17. Pedulinya Alfan

19 1 0
                                    

Selamat menikmati hari rabunya kawann😇

HAPPY READING

“Sial!”

Alfan mengumpat begitu gerbang sekolah sudah tertutup rapat. Sedari tadi cowok itu juga tidak berhenti meng-klakson motornya berusaha mengambil alih atensi Pak Budi—satpam sekolah.

“PAK BUKA DONG!!!”

Pak Budi yang sedang asik minum kopi di dalam pos tersedak dan buru-buru lari ke gerbang.

“Ah, den Alfan. Telat toh kamu?”

“Pak, bukain dong. Pliss bantuin saya.” ucapnya melas.

“Eits.. Eits.. Ini kan sudah peraturan sekolah atuh den. Masa Bapak langgar. Lagian kamu juga yang salah. Kenapa bisa telat, huh?” tanya Pak Budi memincing.

“Bangun kesiangan, Pak.” mengingatnya, cowok itu lantas mendegus. Memang benar dirinya kesiangan. Sang Mamih yang biasanya membangunkan, entah mengapa pagi ini tidak.

Dan sialnya lagi, ban motornya bocor yang mengharuskan dirinya pergi ke bengkel terdekat dahulu.

“Pak, ayo dong. Bantuin saya sekali aja.”
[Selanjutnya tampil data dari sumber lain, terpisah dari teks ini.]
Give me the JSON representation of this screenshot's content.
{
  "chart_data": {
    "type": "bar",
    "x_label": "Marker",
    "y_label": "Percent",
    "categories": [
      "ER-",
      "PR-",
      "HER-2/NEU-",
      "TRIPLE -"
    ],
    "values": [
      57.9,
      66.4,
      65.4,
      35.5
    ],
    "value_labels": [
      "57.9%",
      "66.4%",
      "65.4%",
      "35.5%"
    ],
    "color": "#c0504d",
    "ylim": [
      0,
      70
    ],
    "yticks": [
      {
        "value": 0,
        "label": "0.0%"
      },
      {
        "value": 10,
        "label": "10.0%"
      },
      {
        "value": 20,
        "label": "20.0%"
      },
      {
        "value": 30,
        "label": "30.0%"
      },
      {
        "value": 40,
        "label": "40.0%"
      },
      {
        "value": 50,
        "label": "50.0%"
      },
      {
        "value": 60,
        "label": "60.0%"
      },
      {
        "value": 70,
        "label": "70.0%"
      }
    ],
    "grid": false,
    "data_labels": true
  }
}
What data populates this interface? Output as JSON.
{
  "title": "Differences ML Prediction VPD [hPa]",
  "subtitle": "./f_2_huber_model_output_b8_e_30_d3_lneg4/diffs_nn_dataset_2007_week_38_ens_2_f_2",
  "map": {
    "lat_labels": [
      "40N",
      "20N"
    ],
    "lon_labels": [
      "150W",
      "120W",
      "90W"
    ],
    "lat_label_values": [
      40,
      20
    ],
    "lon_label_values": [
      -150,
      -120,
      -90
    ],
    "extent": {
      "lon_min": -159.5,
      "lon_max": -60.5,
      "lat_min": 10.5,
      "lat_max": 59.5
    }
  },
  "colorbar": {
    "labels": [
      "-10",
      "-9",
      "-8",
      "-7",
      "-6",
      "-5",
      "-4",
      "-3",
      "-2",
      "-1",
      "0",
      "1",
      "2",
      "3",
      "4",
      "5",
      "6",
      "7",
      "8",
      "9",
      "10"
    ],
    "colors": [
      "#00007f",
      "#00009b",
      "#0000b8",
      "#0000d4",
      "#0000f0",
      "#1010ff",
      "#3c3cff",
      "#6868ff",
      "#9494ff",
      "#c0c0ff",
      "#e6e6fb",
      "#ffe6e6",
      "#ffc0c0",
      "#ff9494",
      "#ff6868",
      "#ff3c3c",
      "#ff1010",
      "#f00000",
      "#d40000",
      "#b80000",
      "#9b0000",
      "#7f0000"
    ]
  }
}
Pak Budi mendesah pelan. Sebanarnya pria yang sudah berumur itu terlihat iba melihat raut melas murid di sebrangnya ini. Namun dia hanya melaksanakan tugasnya sebagai satpam. Jadi tidak salahkan?

“Tapi den—”

“Buka aja.”

Suara bariton terdengar datar terdengar. Alan datang dengan wibawanya dengan tatapan seperti biasa. Datar.

“Pak Budi, tolong buka ya. Dia biar saya yang urus.”

“Ah, baik atuh den Alan.” Pak Budi segera menuruti perintah Alan. Ketua Osis itu nampak berkharisma dengan balutan jas Osisnya.

“Terimakasih Pak Budi.” ucap Alfan senang setelah berhasil masuk.

“Jangan terima kasih sama saya atuh den. Sama ketua Osisnya atuh.”

Alan tersenyum canggung pada Pak Budi. “Bapak bisa menikmati kopinya kembali. Maaf mengganggu waktunya.” setelahnya cowok itu menarik Alfan menuju ketengah-tengah lapangan dengan menjewernya.

“BANG, SAKIT BEGO!!!”

“Gak usah ngumpat.”

“Shit!”

Alan melepaskan tangannya dari telinga adiknya itu. “Lo telat. Dan sebagai hukumannya lari 10 kali dilapangan.”

“What?”

Berdecak dan merotasi matanya malas, dia kembali berujar. “Gak usah ngeluh. Udah konsekuensi lo.”

“Ini juga salah lo Bang. Kenapa gak bangunin gue?”

“Lo udah gede. Ngapain gue bangunin lo.” katanya cuek. “Cepat jalanin hukumannya sebelum nantinya gue tambahin.”

“Bang.” melas Alfan.

“Gue hitung sampai tiga.”

“Bang, masa lo gak kasihan gitu sama adik lo yang tampan in—”

“Satu, dua—”

“Fine.. Fine.. Gue lakuin. Ck, males banget deh.” gerutu Alfan segera melaksanakan hukumannya.

“Bagus. Gue pantau dari sini.” Alan menggeleng heran. Kelakuan adiknya itu sangat berbeda dengan dirinya. Namun walau begitu, dia terlihat menyayanginya walau dengan cara yang berbeda.